Before closing there are a few more things I want to mention about Asan in comparison to valgrind:

  • If you look at the processes using Asan with top, etc. you may be a bit shocked at first to see they are using 4TB (or more) of memory. Relax – it’s not real memory, it’s virtual memory (i.e., address space). The algorithm used by Asan to track memory “shadows” actual memory (one bit for every byte), so it needs that whole address space. Actual memory use is greater with Asan as well, but not nearly as bad as it appears at first glance. Even so, Asan disables core files by default, at least in 64-bit mode.

  • As hoped, Asan is way faster than valgrind, especially in my “worst-case” scenario with the JVM, since the only code that’s paying the price of tracking memory accesses is the code that is deliberately instrumented. That also eliminates false positives from the JVM, which is a very good thing.

  • As for false positives, the Asan folks apparently don’t believe in them, because there is no “suppression” mechanism like there is in valgrind. Instead, the Asan folks ask that if you find what you think is a false positive, you file a bug report with them. In fact, when Asan finds a memory error it immediately aborts – the rationale being that allowing Asan to continue after a memory error would be much more work, and would make Asan much slower. Let’s hope they’re right about the absence of false positives, but even so this “feature” is bound to make the debug cycle longer, so there are probably cases where valgrind is a better choice – at least for initial debugging.

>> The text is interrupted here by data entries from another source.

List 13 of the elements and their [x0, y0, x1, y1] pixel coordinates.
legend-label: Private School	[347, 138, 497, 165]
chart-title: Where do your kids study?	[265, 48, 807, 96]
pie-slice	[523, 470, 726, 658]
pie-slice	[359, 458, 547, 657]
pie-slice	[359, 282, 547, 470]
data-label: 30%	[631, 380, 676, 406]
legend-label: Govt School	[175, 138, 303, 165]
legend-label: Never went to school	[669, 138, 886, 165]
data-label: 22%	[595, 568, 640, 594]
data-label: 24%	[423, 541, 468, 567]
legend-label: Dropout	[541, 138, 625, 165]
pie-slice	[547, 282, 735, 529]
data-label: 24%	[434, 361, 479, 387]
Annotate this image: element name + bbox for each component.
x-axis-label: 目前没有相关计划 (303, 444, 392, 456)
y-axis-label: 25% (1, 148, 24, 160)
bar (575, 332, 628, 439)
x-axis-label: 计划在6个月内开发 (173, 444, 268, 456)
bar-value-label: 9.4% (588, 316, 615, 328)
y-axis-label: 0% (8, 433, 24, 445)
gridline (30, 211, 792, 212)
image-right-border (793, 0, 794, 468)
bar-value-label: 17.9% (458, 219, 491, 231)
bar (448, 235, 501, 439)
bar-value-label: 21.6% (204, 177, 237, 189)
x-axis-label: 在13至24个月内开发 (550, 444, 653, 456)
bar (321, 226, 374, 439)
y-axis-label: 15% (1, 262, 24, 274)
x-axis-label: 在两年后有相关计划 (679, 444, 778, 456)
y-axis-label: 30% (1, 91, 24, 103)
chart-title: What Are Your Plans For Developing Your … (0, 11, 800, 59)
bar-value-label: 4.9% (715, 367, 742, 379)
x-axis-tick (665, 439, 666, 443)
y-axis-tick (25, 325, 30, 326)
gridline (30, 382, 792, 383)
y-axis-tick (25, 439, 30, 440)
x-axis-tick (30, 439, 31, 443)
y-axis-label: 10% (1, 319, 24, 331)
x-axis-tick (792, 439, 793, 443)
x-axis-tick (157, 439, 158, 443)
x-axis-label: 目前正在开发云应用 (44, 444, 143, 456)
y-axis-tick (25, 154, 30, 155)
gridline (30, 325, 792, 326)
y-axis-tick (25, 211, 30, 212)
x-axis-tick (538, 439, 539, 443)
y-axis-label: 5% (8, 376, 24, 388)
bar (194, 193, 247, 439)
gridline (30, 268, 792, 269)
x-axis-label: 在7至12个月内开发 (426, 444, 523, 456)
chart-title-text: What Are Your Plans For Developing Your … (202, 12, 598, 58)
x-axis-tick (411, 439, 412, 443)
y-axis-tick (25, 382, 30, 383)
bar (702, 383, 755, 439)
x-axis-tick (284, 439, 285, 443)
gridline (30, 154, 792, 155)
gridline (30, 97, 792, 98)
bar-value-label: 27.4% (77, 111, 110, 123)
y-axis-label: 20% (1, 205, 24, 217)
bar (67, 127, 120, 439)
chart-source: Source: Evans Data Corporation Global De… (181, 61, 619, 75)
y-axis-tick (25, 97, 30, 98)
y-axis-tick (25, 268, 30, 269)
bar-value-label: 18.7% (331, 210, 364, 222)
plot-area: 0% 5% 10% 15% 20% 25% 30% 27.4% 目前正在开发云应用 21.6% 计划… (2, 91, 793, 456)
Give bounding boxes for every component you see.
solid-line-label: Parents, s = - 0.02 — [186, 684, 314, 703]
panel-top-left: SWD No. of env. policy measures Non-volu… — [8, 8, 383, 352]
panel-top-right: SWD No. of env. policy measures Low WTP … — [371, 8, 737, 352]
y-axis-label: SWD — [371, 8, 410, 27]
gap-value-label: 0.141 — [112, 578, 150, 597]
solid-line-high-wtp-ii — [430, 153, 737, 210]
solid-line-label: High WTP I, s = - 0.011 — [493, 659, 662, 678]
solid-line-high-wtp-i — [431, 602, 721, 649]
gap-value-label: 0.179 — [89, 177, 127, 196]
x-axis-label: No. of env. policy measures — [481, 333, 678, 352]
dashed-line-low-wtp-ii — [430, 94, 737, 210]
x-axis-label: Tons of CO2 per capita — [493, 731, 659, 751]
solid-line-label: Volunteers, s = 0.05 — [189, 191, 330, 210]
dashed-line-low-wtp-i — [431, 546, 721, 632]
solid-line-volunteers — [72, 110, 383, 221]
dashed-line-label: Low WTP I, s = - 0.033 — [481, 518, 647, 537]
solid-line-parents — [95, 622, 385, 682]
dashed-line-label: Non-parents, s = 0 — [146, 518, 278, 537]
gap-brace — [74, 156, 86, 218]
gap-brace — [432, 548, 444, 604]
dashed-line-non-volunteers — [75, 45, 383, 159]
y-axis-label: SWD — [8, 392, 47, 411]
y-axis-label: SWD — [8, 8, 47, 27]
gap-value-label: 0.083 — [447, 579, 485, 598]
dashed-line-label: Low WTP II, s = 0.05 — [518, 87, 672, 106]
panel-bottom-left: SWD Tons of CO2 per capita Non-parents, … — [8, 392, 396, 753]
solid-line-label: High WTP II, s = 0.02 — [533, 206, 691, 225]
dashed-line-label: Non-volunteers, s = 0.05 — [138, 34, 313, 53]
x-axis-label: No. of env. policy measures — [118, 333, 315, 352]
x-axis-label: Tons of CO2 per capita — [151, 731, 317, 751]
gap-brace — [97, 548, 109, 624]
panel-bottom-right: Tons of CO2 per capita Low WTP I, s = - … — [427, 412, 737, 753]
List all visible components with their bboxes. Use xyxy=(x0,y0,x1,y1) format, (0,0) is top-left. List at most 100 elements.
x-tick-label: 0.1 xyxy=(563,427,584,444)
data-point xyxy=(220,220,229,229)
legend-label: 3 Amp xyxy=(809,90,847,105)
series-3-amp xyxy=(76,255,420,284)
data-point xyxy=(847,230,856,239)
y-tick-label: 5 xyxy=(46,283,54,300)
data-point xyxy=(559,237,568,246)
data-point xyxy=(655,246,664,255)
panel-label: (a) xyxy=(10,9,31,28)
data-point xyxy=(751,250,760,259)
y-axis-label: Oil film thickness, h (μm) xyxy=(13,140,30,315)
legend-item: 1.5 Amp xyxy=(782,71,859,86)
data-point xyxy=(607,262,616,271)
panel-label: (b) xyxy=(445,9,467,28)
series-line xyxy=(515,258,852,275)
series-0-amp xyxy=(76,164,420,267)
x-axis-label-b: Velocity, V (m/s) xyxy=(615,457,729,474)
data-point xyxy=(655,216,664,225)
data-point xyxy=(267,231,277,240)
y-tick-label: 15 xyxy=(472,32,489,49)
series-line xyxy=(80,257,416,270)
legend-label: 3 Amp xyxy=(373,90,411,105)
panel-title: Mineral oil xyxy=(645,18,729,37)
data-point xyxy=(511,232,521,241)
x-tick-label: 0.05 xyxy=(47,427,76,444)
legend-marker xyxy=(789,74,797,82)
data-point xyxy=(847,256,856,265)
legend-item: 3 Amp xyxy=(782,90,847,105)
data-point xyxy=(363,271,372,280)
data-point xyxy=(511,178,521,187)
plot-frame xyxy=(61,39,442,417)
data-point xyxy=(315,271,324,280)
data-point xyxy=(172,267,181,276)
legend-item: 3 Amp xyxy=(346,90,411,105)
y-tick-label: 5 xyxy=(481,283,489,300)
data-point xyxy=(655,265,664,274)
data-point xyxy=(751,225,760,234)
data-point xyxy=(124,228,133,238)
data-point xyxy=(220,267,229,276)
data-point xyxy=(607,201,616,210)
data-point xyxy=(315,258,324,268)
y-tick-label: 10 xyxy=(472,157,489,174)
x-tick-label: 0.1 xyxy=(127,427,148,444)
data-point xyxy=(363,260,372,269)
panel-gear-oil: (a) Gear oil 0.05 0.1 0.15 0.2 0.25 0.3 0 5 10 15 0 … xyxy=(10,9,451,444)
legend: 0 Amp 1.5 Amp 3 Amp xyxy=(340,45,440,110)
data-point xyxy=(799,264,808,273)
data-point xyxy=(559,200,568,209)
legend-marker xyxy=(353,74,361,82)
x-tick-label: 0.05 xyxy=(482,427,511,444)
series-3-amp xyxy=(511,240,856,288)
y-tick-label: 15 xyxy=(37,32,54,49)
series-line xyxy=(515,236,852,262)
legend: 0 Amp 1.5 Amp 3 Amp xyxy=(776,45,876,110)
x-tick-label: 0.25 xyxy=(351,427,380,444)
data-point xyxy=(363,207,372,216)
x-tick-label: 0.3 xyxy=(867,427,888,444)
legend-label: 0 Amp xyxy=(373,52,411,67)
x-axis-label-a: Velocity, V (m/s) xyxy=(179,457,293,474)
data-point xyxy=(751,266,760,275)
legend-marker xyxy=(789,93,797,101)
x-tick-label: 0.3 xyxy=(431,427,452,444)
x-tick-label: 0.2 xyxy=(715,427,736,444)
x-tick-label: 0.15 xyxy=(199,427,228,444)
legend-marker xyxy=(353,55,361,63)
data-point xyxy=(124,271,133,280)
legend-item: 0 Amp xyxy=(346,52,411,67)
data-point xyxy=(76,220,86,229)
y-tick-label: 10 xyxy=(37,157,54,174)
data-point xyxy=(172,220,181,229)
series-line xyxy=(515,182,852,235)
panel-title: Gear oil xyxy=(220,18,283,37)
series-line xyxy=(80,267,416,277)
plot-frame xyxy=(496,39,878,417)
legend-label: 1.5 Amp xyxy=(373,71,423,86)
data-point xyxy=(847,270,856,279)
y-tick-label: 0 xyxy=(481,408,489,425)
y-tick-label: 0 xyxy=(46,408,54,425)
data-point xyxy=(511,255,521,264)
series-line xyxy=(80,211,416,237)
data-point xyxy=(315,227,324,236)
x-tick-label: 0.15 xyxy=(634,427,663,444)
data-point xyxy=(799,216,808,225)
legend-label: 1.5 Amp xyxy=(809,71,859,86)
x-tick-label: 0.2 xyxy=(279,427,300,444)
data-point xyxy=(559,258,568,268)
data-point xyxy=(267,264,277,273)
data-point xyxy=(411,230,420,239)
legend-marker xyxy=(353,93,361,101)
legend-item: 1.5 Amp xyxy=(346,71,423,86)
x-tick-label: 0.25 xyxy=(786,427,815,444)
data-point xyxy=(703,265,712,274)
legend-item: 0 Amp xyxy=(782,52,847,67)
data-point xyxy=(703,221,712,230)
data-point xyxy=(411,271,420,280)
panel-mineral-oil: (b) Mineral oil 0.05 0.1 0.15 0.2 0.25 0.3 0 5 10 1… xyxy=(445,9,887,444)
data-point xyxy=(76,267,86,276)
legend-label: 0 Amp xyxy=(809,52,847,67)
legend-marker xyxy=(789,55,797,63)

  • Asan and valgrind have slightly different capabilities, too:

    • Asan can find stack corruption errors, while valgrind only tracks heap allocations.

    • Both valgrind and Asan can detect memory leaks (although Asan’s leak checking support is “still experimental” - see

    • valgrind also detects reads of un-initialized memory, which Asan does not.

      • The related Memory Sanitizer tool apparently can do that. It has an additional restriction that the main program must be built with -fpie to enable position-independent code, which may make it difficult to use in certain cases, e.g. for debugging code hosted in a JVM.

A detailed comparison of Asan, valgrind and other tools can be found here.


  1. In this paper, I use the term valgrind, but I really mean valgrind with the memcheck tool. valgrind includes a bunch of other tools as well – see for details.

  2. As is another tool, the Thread Sanitizer, which detects data races between threads at run-time. More on that in an upcoming post.

  3. Omitting the frame pointer makes another register (ebp) available to the compiler, but since there are already at least a dozen other registers for the compiler to use, this extra register is unlikely to be critical. The compiler can also omit the code that saves and restores the register, but that’s a couple of instructions moving data between registers and L1 cache.